“GoodWill” che chiede alla vittima di compiere azioni filantropiche per ottenere la chiave di decrittazione dei dati personali “sequestrati”
di Michele Pinassi*
SIENA. Si chiama GoodWill Ransomware e vuole esser pagato in azioni di “buona volontà“. Se gli attacchi ransomware mettono a dura prova le infrastrutture informatiche pubbliche e private, esfiltrando i dati riservati, bloccando l’operatività aziendale e chiedendo onerosi ricatti economici, alcune gang stanno sperimentando strumenti alternativi per il pagamento, come quello di chiedere alla vittima di effettuare alcune “buone azioni”, documentarle e poi inviarne testimonianza per ottenere i dati.
Scoperto a Marzo 2022 dal team di threat-intelligence CloudSEK, al di là degli aspetti tecnici, quello che sorprende di questo ransomware sono, appunto, le modalità di pagamento.
Riprendendo le informazioni messe a disposizione sulla pagina di analisi nel portale di CloudSEK (i tunnel ngrok segnalati sono attualmente chiusi), dopo che il ransomware si è introdotto nella rete della vittima, procede alla cifratura dei dati usando l’algoritmo AES e chiede, per ottenere la chiave di decrittazione, l’esecuzione di alcune attività di beneficenza, come la donazione di cibo, di vestiti o il pagamento di cure mediche agli indigenti.
Leggere questa strategia mi ha fatto tornare in mente un episodio piuttosto inquietante della famosa serie BlackMirror, “Shut Up and Dance“, dove alcune vittime di estorsione sono costrette, pena pubblicazione d’informazioni sensibili e dannose per la loro reputazione, a compiere atti più o meno gravi, arrivando anche a dover uccidere.
Il paragone è sicuramente azzardato ed estremo, ma GoodWill ransomware rischia di aprire una preoccupante stagione in cui, dal banale pagamento pecuniario (per quanto oneroso), si potrebbe velocemente passare a pagamenti anche di diversa natura.

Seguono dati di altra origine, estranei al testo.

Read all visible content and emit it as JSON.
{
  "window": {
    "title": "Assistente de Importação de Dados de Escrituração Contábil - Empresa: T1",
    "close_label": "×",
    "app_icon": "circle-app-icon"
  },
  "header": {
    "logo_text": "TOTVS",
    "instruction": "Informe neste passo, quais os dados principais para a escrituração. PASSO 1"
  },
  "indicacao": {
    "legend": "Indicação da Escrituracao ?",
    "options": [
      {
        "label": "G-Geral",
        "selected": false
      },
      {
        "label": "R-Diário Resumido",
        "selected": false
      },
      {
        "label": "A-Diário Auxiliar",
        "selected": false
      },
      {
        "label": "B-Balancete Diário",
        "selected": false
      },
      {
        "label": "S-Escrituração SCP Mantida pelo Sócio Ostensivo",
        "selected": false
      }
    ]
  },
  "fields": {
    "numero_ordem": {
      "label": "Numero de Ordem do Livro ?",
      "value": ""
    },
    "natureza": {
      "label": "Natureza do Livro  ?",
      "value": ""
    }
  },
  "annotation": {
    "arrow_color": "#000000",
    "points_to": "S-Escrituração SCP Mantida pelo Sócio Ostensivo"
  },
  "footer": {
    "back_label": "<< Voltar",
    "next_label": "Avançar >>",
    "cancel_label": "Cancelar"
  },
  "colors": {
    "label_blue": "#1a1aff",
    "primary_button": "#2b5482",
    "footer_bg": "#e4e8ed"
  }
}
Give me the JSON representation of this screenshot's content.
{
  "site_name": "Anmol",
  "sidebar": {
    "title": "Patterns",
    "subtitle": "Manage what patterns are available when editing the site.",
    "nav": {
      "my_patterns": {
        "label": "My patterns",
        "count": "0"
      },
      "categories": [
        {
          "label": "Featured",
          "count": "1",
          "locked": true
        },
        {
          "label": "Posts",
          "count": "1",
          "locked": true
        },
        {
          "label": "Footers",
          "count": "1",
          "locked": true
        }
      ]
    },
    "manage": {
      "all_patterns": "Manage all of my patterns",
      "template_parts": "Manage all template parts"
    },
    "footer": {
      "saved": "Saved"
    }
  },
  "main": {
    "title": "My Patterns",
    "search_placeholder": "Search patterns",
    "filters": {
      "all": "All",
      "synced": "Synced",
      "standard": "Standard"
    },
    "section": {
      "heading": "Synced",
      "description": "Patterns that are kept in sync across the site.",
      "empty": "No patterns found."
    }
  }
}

Senza voler necessariamente immaginare scenari distopici dalle conseguenze estreme, potremmo pensare a scenari in cui la vittima, per recuperare i suoi dati e l’operatività aziendale, potrebbe trovarsi a dover compiere azioni politiche, goliardiche, dannose sul piano reputazionale o estreme.
Anche se ritengo improbabile che le ransomware gang attuali, più simili a realtà imprenditoriali che filantropiche, possano rinunciare all’opportunità di fare facili guadagni sfruttando le vulnerabilità delle loro vittime, non è escluso che lo scenario veda la nascita di realtà hacktiviste (state-sponsored?) non interessate al denaro quanto ad altro.
In ogni caso, vedremo le sorprese che ci riserverà il futuro in questo ambito. Ricordando sempre che l’obiettivo principale è evitare di essere colpiti da simili minacce informatiche, in ogni caso dannose ed economicamente costose.